The caller times at a customer service center has an exponential distribution with an average of 22 seconds. Find the probability that a randomly selected call time will be less…

Question

asked Mar 21, 2021 210k views

1 Answer

Yousha Arif · Answer 1 · 2021-03-28T05:09:04+0000

Answer:

The probability that a randomly selected call time will be less than 30 seconds is 0.7443.

Explanation:

We are given that the caller times at a customer service center has an exponential distribution with an average of 22 seconds.

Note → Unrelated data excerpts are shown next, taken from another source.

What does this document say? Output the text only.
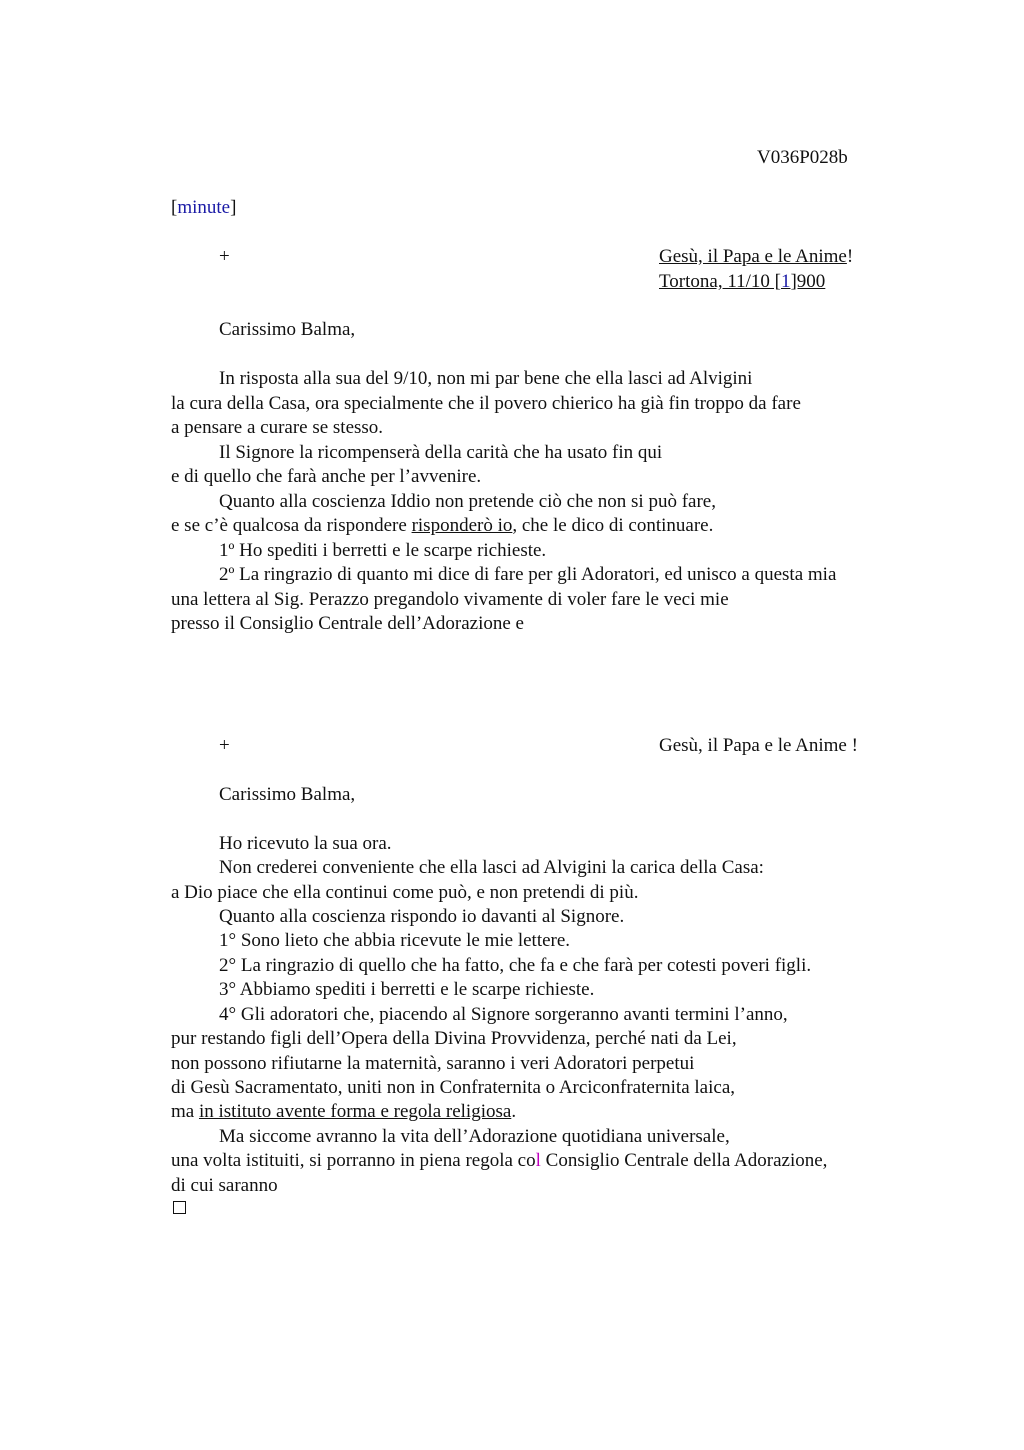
V036P028b
[minute]
+	Gesù, il Papa e le Anime!
Tortona, 11/10 [1]900
Carissimo Balma,
In risposta alla sua del 9/10, non mi par bene che ella lasci ad Alvigini
la cura della Casa, ora specialmente che il povero chierico ha già fin troppo da fare
a pensare a curare se stesso.
Il Signore la ricompenserà della carità che ha usato fin qui
e di quello che farà anche per l’avvenire.
Quanto alla coscienza Iddio non pretende ciò che non si può fare,
e se c’è qualcosa da rispondere risponderò io, che le dico di continuare.
1º Ho spediti i berretti e le scarpe richieste.
2º La ringrazio di quanto mi dice di fare per gli Adoratori, ed unisco a questa mia
una lettera al Sig. Perazzo pregandolo vivamente di voler fare le veci mie
presso il Consiglio Centrale dell’Adorazione e
+	Gesù, il Papa e le Anime !
Carissimo Balma,
Ho ricevuto la sua ora.
Non crederei conveniente che ella lasci ad Alvigini la carica della Casa:
a Dio piace che ella continui come può, e non pretendi di più.
Quanto alla coscienza rispondo io davanti al Signore.
1° Sono lieto che abbia ricevute le mie lettere.
2° La ringrazio di quello che ha fatto, che fa e che farà per cotesti poveri figli.
3° Abbiamo spediti i berretti e le scarpe richieste.
4° Gli adoratori che, piacendo al Signore sorgeranno avanti termini l’anno,
pur restando figli dell’Opera della Divina Provvidenza, perché nati da Lei,
non possono rifiutarne la maternità, saranno i veri Adoratori perpetui
di Gesù Sacramentato, uniti non in Confraternita o Arciconfraternita laica,
ma in istituto avente forma e regola religiosa.
Ma siccome avranno la vita dell’Adorazione quotidiana universale,
una volta istituiti, si porranno in piena regola col Consiglio Centrale della Adorazione,
di cui saranno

Let X = caller times at a customer service center

The probability distribution (pdf) of the exponential distribution is given by;

$f(x) = \lambda e^(-\lambda x) ; x > 0$

Here,
$\lambda$ = exponential parameter

Now, the mean of the exponential distribution is given by;

Mean =
$(1)/(\lambda)$

So,
$22=(1)/(\lambda)$ ⇒
$\lambda=(1)/(22)$

SO, X ~ Exp(
$\lambda=(1)/(22)$ )

To find the given probability we will use cumulative distribution function (cdf) of the exponential distribution, i.e;

$P(X\leq x) = 1 - e^(-\lambda x)$ ; x > 0

Now, the probability that a randomly selected call time will be less than 30 seconds is given by = P(X < 30 seconds)

P(X < 30) =
$1 - e^{-(1)/(22) * 30}$

= 1 - 0.2557

= 0.7443